Le gouvernement mise aussi sur la mobilisation citoyenne pour mieux protéger le patrimoine bâti.

Par exemple, la loi, comme on se propose de la modifier, rendrait les décisions ministérielles plus transparentes et plus équitables, et donnerait aux citoyens la possibilité d'en appeler.

Aussi, la grille d'évaluation et les critères menant à la prise de ces décisions seraient désormais publics, de manière à ce que les citoyens puissent mieux les prévoir.

Enfin, le traitement des demandes de statuts et d'autorisations – déposées tant par les citoyens que par les propriétaires de biens patrimoniaux – serait accéléré, et les décisions seraient rendues dans une limite de 90 jours.

Le président de la Fédération québécoise des municipalités, Jacques Demers, applaudit la mesure, mais exprime quelques réserves.

Si on demande aux municipalités de le faire, c'est une chose. Si on l'exige, j'espère vraiment que l'argent va suivre à ce moment-là, dit M. Demers, qui se demande si les citoyens, notamment en milieu rural, auront aussi de l'aide.

Québec a récemment mis sur la table 51 millions de dollars pour aider les villes et les MRC à s'acquitter de leurs obligations en matière de patrimoine

Les organismes de défense du patrimoine, comme Héritage Montréal, la Fédération Histoire Québec et Action Patrimoine, voient aussi le projet de loi comme un pas dans la bonne direction.

Un contenu vidéo est disponible pour cet article

Mieux protéger le patrimoine du Québec

Des histoires qui se terminent mal

Le 20 juin dernier, la vérificatrice générale du Québec, Guylaine Leclerc, avait blâmé le gouvernement du Québec en affirmant qu'il manquait à ses devoirs relativement à la sauvegarde du patrimoine immobilier.

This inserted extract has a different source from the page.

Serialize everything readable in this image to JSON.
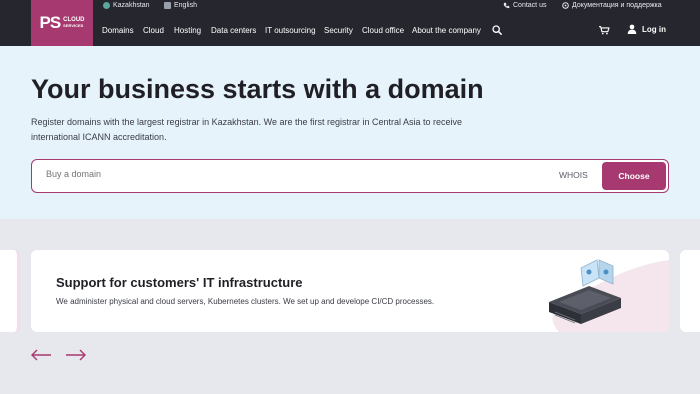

Il y a près de deux ans, la démolition à Chambly de la maison Boileau avait causé tout un émoi. Construite en 1819 et ayant été jadis la demeure d'un patriote, cette maison avait été détruite sur ordre de l'administration municipale, malgré la vive opposition de résidents.

Une maison ancienne en train de se faire démolir par une pelle mécanique.

La maison Boileau au moment de sa démolition

Photo : Radio-Canada / René Saint-Louis

Bien que ce bâtiment ait revêtu un caractère historique indéniable, il n'avait pas été classé au patrimoine culturel québécois.

L'an dernier, ce fut au tour de l’église Saint-Cœur-de-Marie de tomber sous le pic des démolisseurs. Malgré l'intérêt patrimonial qu'elle représentait, cette église de la Ville de Québec avait été fermée et vendue à des intérêts privés en 1997.

Ce même automne 2019, la maison Pasquier, à Québec toujours, avait été réduite à néant, elle qui était l'une des plus vieilles maisons préservées de la province.

Certains bâtiments connaissent toutefois une fin plus heureuse. Le 16 octobre dernier, le ministère de la Culture a tranché en faveur de la protection du Château Beauce, situé à Sainte-Marie, en vertu de la Loi sur le patrimoine culturel.